Après avoir estimé, en février dernier, qu’un homme pouvait être victime de discrimination basée sur le genre, la justice autrichienne a condamné, mardi 8 octobre, une femme, objet d’attaques sexistes sur les réseaux sociaux, à verser 4 000 euros de dommages et intérêts à son agresseur présumé et 3 000 euros à l’Etat, pour couvrir les frais de justice.

En première instance, Sigrid Maurer, une ancienne députée écologiste, a été reconnue coupable d’avoir violé la loi sur les médias et d’avoir porté atteinte aux intérêts d’un propriétaire de bar-tabac. Sur Twitter et Facebook – considérés donc comme des médias –, elle avait posté, en mai dernier, le nom du monsieur et le texte ordurier qu’il lui avait envoyé par le biais de Messenger, et ce sans vérifier qu’il était bien personnellement à l’origine de la missive des plus fleuries.

Ce dernier, cible de la foudre des internautes par la suite, affirmait que la page Facebook de son établissement était à la disposition de ses clients et qu’il n’était pas derrière les suggestions dégradantes et à caractère sexuel qui avaient été envoyées. La justice a estimé qu’avant d’exposer publiquement des contenus privés, l’ancienne élue, qui voulait dénoncer l’absence de recours judiciaires possibles pour les victimes de harcèlement sexuel en ligne, aurait dû entrer en contact avec lui pour s’assurer de son identité.

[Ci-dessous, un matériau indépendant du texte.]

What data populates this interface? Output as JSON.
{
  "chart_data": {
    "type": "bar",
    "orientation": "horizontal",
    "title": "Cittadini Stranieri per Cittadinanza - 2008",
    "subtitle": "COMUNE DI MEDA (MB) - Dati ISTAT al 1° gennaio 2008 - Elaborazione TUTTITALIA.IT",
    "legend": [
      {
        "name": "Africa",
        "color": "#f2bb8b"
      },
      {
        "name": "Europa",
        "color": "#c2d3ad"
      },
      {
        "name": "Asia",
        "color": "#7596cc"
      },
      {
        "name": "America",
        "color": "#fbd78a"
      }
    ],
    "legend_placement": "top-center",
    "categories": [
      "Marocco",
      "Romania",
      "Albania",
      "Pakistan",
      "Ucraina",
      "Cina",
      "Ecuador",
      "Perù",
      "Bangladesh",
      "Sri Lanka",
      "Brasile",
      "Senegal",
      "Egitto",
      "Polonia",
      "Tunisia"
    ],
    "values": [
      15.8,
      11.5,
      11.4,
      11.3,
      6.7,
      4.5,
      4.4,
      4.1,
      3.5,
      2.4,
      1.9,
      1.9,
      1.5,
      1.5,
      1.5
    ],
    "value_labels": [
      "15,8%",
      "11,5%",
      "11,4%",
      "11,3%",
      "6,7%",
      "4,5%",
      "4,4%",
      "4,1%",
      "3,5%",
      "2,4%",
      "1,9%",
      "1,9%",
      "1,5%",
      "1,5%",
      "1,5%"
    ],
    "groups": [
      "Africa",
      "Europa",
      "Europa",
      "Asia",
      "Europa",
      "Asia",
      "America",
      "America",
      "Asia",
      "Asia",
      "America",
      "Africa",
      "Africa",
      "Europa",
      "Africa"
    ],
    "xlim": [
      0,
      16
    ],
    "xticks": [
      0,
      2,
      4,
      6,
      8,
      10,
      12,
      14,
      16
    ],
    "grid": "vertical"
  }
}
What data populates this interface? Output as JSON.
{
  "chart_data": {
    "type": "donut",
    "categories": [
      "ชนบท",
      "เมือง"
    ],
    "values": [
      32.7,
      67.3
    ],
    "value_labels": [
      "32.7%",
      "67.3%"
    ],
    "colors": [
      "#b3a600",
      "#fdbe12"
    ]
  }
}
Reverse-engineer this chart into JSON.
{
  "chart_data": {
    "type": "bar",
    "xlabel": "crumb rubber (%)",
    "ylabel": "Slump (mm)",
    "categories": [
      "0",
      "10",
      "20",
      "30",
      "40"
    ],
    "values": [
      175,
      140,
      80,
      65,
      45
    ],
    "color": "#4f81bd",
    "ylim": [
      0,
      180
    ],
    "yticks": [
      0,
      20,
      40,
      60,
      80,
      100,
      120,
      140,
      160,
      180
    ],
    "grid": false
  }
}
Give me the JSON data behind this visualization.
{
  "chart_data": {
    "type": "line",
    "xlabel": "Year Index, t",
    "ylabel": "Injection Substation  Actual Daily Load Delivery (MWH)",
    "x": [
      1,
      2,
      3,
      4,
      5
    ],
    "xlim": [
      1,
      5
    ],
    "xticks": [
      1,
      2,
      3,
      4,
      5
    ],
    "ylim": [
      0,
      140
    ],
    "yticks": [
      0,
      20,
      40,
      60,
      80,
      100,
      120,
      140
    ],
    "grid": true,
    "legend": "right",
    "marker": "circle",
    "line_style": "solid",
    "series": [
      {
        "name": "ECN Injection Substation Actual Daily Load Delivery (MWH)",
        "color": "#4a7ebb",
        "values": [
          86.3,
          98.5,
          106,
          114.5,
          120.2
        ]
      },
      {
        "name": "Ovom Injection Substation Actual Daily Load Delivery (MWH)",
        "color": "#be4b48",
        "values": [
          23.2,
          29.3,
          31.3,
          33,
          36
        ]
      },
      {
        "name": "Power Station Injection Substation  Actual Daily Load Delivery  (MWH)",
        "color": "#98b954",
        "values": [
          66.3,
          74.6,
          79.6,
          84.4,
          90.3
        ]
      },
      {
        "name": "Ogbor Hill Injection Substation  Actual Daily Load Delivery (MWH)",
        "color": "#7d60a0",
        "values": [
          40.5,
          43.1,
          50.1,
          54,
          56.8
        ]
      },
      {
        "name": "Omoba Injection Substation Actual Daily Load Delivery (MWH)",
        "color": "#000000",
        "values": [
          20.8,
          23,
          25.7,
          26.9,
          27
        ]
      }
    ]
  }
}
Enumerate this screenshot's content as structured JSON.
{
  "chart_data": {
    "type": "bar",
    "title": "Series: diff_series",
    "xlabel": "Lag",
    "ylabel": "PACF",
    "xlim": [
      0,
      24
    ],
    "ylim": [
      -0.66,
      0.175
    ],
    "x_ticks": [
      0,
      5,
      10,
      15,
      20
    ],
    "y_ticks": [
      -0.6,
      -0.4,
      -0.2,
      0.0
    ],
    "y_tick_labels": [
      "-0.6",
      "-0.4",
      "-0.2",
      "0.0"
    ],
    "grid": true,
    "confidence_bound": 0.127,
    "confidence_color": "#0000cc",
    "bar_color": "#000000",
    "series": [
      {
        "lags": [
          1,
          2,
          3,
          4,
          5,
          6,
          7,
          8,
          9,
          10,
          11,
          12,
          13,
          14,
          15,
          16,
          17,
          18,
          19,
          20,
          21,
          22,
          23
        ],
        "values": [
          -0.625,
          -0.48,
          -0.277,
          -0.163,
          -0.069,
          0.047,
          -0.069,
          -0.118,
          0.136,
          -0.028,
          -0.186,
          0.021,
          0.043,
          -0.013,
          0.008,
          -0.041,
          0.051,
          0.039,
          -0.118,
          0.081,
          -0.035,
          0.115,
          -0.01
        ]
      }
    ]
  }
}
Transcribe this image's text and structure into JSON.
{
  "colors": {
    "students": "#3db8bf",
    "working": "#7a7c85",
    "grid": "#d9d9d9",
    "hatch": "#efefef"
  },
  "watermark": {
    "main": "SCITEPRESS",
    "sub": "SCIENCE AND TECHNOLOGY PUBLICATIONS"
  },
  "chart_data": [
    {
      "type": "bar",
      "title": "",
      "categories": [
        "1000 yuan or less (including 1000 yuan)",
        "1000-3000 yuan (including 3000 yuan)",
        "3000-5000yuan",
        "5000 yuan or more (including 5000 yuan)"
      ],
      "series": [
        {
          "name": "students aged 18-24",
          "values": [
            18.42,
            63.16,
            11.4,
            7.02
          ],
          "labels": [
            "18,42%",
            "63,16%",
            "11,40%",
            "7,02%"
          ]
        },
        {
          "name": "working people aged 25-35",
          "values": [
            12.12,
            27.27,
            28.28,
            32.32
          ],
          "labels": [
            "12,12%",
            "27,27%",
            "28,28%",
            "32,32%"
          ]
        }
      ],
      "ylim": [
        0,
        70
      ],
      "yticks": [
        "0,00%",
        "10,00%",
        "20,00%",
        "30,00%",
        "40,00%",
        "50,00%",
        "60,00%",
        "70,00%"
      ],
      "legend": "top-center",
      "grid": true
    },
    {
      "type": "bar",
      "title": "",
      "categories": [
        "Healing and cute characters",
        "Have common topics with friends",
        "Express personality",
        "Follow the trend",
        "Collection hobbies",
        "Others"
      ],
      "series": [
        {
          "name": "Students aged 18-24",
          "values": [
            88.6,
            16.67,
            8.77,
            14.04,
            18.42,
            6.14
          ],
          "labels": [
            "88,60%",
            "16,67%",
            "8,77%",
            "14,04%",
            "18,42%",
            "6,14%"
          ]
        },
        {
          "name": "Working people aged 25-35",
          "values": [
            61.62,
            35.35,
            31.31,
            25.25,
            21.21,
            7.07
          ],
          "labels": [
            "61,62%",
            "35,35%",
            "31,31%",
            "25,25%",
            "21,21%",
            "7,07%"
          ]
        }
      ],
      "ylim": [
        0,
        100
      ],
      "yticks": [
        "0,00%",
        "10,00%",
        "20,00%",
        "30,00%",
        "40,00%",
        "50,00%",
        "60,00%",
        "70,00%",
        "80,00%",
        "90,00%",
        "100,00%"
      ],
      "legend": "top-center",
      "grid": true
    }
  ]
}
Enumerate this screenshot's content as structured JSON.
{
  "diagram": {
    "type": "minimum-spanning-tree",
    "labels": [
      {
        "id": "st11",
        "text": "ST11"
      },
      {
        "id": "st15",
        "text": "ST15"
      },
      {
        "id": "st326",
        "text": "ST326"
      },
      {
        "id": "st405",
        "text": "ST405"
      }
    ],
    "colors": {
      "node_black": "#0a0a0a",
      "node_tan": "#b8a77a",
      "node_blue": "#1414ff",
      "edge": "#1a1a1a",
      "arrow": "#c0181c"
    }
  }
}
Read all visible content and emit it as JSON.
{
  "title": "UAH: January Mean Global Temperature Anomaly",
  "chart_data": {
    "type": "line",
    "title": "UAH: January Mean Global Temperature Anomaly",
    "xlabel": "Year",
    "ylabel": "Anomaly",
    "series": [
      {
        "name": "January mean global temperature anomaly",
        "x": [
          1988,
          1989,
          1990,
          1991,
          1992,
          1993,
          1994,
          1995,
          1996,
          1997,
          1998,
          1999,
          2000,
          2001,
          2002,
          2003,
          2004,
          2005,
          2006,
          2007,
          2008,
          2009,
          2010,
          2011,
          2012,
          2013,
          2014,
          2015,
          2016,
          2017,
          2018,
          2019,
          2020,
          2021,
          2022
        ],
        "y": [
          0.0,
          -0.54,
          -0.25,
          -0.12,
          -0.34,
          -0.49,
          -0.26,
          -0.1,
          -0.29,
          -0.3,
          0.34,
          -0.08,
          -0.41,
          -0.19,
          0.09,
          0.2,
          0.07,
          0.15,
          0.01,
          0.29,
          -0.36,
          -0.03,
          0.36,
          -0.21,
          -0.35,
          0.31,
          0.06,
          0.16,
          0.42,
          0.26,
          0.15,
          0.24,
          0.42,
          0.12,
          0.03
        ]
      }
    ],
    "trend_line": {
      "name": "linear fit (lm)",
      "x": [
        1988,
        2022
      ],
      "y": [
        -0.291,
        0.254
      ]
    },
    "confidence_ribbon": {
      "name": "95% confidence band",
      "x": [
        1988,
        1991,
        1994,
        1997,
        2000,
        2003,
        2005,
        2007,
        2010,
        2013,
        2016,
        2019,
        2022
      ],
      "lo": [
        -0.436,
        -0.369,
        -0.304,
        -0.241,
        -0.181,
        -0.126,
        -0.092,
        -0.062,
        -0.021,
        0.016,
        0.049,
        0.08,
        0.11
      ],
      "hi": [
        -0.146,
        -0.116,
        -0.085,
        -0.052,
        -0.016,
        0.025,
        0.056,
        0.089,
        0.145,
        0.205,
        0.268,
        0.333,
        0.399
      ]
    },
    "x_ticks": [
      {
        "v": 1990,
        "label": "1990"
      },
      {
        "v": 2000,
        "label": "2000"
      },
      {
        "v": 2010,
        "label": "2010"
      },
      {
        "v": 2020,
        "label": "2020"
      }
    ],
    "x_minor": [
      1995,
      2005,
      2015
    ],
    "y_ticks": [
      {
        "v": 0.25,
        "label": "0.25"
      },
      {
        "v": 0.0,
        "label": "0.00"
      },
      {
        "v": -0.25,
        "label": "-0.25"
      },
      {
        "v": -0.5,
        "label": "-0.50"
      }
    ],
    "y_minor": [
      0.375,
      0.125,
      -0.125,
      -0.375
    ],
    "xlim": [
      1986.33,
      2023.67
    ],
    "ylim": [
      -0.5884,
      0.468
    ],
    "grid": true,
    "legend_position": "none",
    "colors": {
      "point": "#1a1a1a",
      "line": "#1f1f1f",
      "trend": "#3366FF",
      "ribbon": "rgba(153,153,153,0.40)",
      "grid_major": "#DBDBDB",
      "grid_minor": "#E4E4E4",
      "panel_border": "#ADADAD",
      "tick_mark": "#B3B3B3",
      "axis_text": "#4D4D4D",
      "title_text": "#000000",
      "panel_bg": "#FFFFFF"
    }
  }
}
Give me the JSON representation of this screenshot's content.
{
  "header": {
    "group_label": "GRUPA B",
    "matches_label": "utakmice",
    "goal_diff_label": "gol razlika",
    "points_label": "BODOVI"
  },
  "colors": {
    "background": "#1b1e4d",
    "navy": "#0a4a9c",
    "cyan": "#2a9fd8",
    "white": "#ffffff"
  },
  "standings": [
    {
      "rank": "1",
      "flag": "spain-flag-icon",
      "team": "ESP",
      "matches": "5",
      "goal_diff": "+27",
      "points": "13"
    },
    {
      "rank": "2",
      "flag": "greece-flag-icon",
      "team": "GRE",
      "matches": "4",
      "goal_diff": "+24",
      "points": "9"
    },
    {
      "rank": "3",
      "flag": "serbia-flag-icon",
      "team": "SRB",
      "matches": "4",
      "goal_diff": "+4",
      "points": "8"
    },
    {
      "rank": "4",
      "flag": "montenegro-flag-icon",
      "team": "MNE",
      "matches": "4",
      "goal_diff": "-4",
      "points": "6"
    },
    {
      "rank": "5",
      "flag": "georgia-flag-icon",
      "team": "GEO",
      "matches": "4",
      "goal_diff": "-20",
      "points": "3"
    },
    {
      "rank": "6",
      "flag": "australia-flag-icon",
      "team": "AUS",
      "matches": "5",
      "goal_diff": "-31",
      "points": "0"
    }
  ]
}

« Je ne compte pas reculer »

« Car ce n’est pas lui qui a écrit ce message », jure l’avocat du commerçant, Adrian Hollaender, cité par l’Agence de presse autrichienne APA. « On ne parle pas de politique ou de féminisme dans cette affaire. Il s’agit juste d’un cas de diffamation. » Si elle réjouit ceux qui s’inquiétaient des dérives possibles dans le cadre des dénonciations en ligne du mouvement #MeToo, la décision prouve malgré tout que « les victimes du cyber-harcèlement disposent de peu de leviers pour se défendre », déplore Schifteh Hashemi, une militante des droits des femmes.

Maria Stern, la chef du parti d’opposition Liste Pilz (écologiste) parle, elle, d’un « mauvais signal » envoyé par le tribunal de Vienne. « Les victimes réfléchiront désormais à deux fois, avant d’alerter sur des comportements inappropriés. » Quant à Sigrid Maurer, elle s’est déclarée « choquée » par le verdict, rendu par un juge de sexe masculin. « Je ne compte pas reculer, dit-elle. On va aller en appel, peu importe ce que cela coûtera. Il est absolument clair que cet homme est derrière les messages que j’ai reçus. »

Avec humour, elle a démontré sur Twitter que les recommandations du tribunal étaient par ailleurs inapplicables. Employant toutes les formules de politesse nécessaires, et après avoir pris le soin de masquer l’identité du jeune homme, elle a demandé à l’un de ses harceleurs de bien vouloir lui fournir une copie de son passeport, afin qu’elle puisse, avec toute la « rigueur journalistique » nécessaire, vérifier son identité, avant de publier en ligne son nom, accompagné du message obscène qu’elle venait de recevoir. « Bouge de là ! » a-t-elle alors reçu comme seule réponse.